The circle with equation \(x^2+y^2=25\) has its centre at the origin and radius \(5\).

We can complete the square for the equation \(x^2 + y^2 - 24x - 18y + 125 = 0\) to find its centre and radius: \[\begin{gathered} x^2 + y^2 - 24x - 18y + 125 = 0\\ \implies\quad (x-12)^2-12^2 + (y-9)^2 -9^2 + 125 = 0\\ \implies\quad (x-12)^2 + (y-9)^2 = 144+81-125\\ \implies\quad (x-12)^2 + (y-9)^2 = 100 \end{gathered}\] so this circle has centre \((12,9)\) and radius \(10\).

We can sketch these:

It seems as though the circles touch. Let’s prove that!

The length of the line joining the two centres \((0,0)\) and \((12,9)\) is (using Pythagoras) \[\sqrt{12^2+9^2}=\sqrt{144+81}=\sqrt{225}=15.\]

Now the radii of the two circles are \(5\) and \(10\). Since \(5+10=15\) (the distance between the centres), the two circles touch.

To find the coordinates of the point where they touch, we can use similar triangles:

The small triangle has sides in the ratio \(a:b:5\) (base to height to hypotenuse), while in the large triangle, they are in the ratio \(12:9:15\). These ratios are the same, so \(a:b:5=4:3:5\), and the point of touching has coordinates \((4,3)\).
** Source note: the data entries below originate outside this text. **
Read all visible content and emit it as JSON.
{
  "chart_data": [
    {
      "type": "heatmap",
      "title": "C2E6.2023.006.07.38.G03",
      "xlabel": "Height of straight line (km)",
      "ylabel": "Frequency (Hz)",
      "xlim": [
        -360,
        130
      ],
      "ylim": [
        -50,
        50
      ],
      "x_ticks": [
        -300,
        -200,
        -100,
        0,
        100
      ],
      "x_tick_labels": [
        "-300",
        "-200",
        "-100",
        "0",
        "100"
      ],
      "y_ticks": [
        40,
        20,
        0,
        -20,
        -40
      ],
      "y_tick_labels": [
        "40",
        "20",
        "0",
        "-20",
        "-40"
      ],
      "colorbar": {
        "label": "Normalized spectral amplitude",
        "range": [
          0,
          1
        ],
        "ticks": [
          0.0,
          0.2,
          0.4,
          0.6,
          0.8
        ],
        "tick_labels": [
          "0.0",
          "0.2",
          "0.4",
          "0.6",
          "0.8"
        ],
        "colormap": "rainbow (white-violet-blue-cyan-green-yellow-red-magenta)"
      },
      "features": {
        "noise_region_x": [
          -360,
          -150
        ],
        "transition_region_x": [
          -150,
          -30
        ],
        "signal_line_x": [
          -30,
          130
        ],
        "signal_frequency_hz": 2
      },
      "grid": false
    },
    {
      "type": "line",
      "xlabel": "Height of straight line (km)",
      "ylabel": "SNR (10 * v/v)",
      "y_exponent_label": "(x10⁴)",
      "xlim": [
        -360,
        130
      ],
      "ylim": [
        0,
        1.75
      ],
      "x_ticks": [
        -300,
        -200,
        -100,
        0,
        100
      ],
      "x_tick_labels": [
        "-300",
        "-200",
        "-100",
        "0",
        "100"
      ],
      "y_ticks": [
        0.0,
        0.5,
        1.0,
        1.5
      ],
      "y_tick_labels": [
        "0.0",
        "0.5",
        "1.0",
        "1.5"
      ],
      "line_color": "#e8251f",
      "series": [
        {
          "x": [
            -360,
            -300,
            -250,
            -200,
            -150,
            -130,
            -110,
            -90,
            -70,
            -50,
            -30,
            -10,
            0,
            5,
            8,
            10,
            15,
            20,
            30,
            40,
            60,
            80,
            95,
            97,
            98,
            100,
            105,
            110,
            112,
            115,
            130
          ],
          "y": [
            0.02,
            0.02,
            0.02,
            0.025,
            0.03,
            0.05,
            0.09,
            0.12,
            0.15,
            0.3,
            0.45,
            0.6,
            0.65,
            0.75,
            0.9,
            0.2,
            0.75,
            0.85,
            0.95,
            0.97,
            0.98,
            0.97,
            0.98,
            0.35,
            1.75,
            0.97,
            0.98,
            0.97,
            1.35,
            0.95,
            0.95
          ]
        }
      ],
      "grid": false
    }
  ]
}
Another way to think about this is that the point of touching is \(\dfrac{5}{15}=\dfrac{1}{3}\) of the way along the line from \((0,0)\) to \((12,9)\), so it is at \((4,3)\).

Approach 2: Algebraic

We have the equations of the two circles: \[x^2 + y^2 = 25\] and \[x^2 + y^2 - 24x - 18y + 125 = 0.\]

Substituting the first equation into the second (or alternatively subtracting the first equation from the second) gives \[\begin{align*} &25 - 24x - 18y + 125 = 0\\ \Longrightarrow\quad& 24x + 18y = 150\\ \Longrightarrow\quad& 4x + 3y = 25. \end{align*}\] We can rearrange \(4x + 3y = 25\) to get \[x = \frac{1}{4}(25-3y)\] and substitute into the equation \(x^2 + y^2 = 25\): \[\begin{align*} &\left(\frac{1}{4}(25-3y)\right)^2 +y^2 = 25\\ \iff\quad& 25y^2 - 150y + 225 = 0\\ \iff\quad& y^2 - 6y + 9 = 0\\ \iff\quad& (y-3)^2 = 0\\ \iff\quad& y = 3. \end{align*}\] We can find the corresponding \(x\) value by setting \(y = 3\) in the equation \(4x + 3y = 25\): \[\begin{align*} &4x + 3(3) = 25\\ \Longrightarrow\quad& x = 4. \end{align*}\] Substituting \[x = \frac{1}{4}(25-3y)\] into the equation \(x^2 + y^2 - 24x - 18y + 125 = 0,\) we have \[\begin{align*} &\left(\frac{1}{4}(25-3y)\right)^2 +y^2 -24\left(\frac{1}{4}(25-3y)\right)-18y+125= 0\\ \iff\quad& 25y^2 - 150y + 225 = 0\\ \iff\quad& y^2 - 6y + 9 = 0\\ \iff\quad& (y-3)^2 = 0\\ \iff\quad& y = 3. \end{align*}\]

This means that the line \(4x + 3y = 25\) is a tangent to the second circle also at \((4,3)\).

So the circles \(x^2 + y^2 = 25\) and \(x^2 + y^2 - 24x - 18y + 125 = 0\) touch at the point \((4,3)\).